My question still stands. How could anyone besides OpenAI be confident of there ...

Izkata · on June 9, 2024

Quoting GP for context:

> That happy discovery was never really a linear improvement path, though. We had an explosion of capability, but all along there have been active questions about how far the improvements would go with the current approach.

> I think the point that a lot of researchers are making is that that we're starting to see those limits (with LLMs, at least).

The kinds of limitations we're "starting to see" are largely the same as they were a year ago. People were talking about it on here back then, but now it's becoming more apparent to more people as they get used to LLMs.

For those who saw it back then, this does look like we're hitting a limit. For others, not so much.

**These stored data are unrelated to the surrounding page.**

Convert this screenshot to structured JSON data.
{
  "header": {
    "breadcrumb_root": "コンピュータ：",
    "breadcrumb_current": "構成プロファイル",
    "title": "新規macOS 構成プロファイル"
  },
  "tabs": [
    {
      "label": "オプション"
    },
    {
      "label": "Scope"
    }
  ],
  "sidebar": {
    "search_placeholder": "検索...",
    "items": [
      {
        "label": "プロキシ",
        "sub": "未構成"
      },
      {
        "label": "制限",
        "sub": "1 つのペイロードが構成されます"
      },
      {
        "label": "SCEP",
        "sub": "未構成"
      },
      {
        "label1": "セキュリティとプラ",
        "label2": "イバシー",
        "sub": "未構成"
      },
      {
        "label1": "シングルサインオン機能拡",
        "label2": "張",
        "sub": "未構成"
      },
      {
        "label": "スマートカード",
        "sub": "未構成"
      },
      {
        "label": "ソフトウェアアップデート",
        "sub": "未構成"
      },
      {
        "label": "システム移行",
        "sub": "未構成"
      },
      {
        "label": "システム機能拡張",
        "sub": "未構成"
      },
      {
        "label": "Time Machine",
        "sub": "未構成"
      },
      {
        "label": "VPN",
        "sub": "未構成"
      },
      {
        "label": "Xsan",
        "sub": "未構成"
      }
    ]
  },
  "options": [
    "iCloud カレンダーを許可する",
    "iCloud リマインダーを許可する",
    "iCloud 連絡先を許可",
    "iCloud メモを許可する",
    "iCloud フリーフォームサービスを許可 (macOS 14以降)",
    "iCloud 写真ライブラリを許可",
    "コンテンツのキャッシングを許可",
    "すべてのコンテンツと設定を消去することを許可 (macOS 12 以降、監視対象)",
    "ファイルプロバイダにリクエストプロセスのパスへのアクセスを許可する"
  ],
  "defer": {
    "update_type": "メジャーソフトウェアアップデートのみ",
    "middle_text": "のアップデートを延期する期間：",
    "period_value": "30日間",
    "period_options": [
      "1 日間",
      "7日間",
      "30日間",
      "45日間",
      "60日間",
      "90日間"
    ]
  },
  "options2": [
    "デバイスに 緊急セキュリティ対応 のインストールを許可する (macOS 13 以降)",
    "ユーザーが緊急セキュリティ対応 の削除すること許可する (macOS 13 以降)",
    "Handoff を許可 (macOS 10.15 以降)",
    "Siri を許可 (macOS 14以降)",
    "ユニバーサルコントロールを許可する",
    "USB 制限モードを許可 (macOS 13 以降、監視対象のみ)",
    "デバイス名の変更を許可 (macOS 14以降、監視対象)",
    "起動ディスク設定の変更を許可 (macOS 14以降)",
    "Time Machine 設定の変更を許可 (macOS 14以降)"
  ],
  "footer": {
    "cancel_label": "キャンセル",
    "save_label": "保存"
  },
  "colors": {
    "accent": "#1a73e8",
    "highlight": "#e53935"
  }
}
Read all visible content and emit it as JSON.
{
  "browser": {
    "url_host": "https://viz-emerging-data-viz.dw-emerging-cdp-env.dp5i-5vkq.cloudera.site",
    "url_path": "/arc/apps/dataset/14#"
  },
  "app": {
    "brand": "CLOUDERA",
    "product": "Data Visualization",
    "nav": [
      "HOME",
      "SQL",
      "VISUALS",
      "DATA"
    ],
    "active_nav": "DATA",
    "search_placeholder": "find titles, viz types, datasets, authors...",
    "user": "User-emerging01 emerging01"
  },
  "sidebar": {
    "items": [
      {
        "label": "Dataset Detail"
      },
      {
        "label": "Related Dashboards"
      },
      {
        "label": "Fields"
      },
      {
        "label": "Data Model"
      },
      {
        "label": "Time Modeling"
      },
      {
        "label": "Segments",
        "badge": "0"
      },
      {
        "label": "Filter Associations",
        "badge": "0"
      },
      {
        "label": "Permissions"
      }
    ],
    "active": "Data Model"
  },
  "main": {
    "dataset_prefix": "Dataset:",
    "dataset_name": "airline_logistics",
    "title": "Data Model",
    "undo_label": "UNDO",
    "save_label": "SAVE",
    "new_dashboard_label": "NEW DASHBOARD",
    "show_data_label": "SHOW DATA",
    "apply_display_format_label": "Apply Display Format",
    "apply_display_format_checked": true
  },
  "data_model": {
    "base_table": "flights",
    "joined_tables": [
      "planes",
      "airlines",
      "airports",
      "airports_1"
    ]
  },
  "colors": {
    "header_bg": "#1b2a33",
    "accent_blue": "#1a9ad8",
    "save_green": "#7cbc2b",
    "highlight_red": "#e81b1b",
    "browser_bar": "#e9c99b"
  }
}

mewpmewp2 · on June 10, 2024

I'm not sure I understand this?

How do active questions about a technology imply we are approaching a brick wall?

How could researchers without having access to the latest state of the art - by OpenAI or any other unknown companies be able to even test that we could be approaching a brick wall? It seems to me that it would take trillions to find out what the exact limit is.

It's possible that we will get diminishing returns, but I don't see how we can confidently claim or know it?

> The kinds of limitations we're "starting to see" are largely the same as they were a year ago. People were talking about it on here back then, but now it's becoming more apparent to more people as they get used to LLMs.

I don't follow. GPT-3.5 was borderline useless at reasoning. But it still seemed amazing and what I wouldn't have thought to be possible in any near future.

And then GPT-4 was a crazy advancement over that to me. And I've been using it daily since it was available, for various use-cases. Are you saying we are seeing the limitations of GPT-4 specifically? Because, sure, GPT-4 is far from AGI, but I don't see how this implies that further scaling, optimisation, training data improvements, techniques like multi modality and other potential strategies that I might not be aware of couldn't bring another explosive step?

Also the fact that GPT-4 reasoning skill hasn't been reproduced by anyone else so far seems to leave me thinking that everyone except OpenAI are clueless. Claude Opus is close, like I've said before, but not quite GPT-4 levels in specific reasoning tasks that I'm using the API for.

If you can't reproduce GPT-4, how could we trust the assessment that we have hit a limit?